Fern agreed that despite the developments and improvements - including an array of new stores and restaurants - the oil boom has brought to Stanley, it hasn’t been all good.
“I never knew there were that many greedy people in Stanley, but the oil boom brought them out,” Fern said.
Bryan Quigley said he has reached out to oil companies with the hope that they would do something to help out Stanley. He said he’s written letters asking for funding to help those who are in need of low-income housing, but he has either been ignored or gotten denial letters.

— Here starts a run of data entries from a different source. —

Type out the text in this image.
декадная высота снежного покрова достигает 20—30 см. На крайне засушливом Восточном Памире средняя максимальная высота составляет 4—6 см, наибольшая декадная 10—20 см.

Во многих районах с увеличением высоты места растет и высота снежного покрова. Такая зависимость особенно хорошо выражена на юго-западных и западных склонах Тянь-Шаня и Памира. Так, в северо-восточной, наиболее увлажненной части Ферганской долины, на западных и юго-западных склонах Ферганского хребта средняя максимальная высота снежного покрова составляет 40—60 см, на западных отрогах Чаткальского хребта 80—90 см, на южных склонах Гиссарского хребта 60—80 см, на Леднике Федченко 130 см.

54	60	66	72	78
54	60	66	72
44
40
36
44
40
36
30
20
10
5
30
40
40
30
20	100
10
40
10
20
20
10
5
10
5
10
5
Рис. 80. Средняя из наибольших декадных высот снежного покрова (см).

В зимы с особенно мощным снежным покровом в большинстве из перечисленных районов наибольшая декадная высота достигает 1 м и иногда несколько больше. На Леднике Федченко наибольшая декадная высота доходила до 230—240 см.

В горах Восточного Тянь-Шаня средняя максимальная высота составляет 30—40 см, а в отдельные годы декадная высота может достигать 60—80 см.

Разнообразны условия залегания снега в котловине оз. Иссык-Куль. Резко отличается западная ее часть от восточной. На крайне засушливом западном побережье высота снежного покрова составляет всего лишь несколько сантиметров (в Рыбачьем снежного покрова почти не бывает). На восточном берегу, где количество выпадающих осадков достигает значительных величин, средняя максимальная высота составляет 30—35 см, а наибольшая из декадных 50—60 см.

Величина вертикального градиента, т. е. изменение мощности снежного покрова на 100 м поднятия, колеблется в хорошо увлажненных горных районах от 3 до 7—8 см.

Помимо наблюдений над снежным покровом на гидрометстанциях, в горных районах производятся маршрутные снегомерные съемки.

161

Ironically enough, he said that on the same day he received a denial letter, he saw that an oil company had donated $50,000 to political candidates.
Despite the trouble she had finding affordable housing, Lantto is just happy to have found something out of reach of the oil boom’s price tag. She said she is no longer concerned with the past.
Fern said the future is the biggest concern in Stanley. When the oil boom ends, the oil money will dry up and housing prices will most likely deflate. But the new apartment complexes and stores have been built, and they will be at risk of failing if Stanley’s population recedes to pre-boom levels.
“That’s the big question around here: How long is the oil going to last, and what’s going to happen when it’s gone?” Fern said.
Lantto doesn’t plan on sticking around to find out. She wants to return to Shelton, Wash., and her family there.
But only after she puts a headstone on her husband’s grave.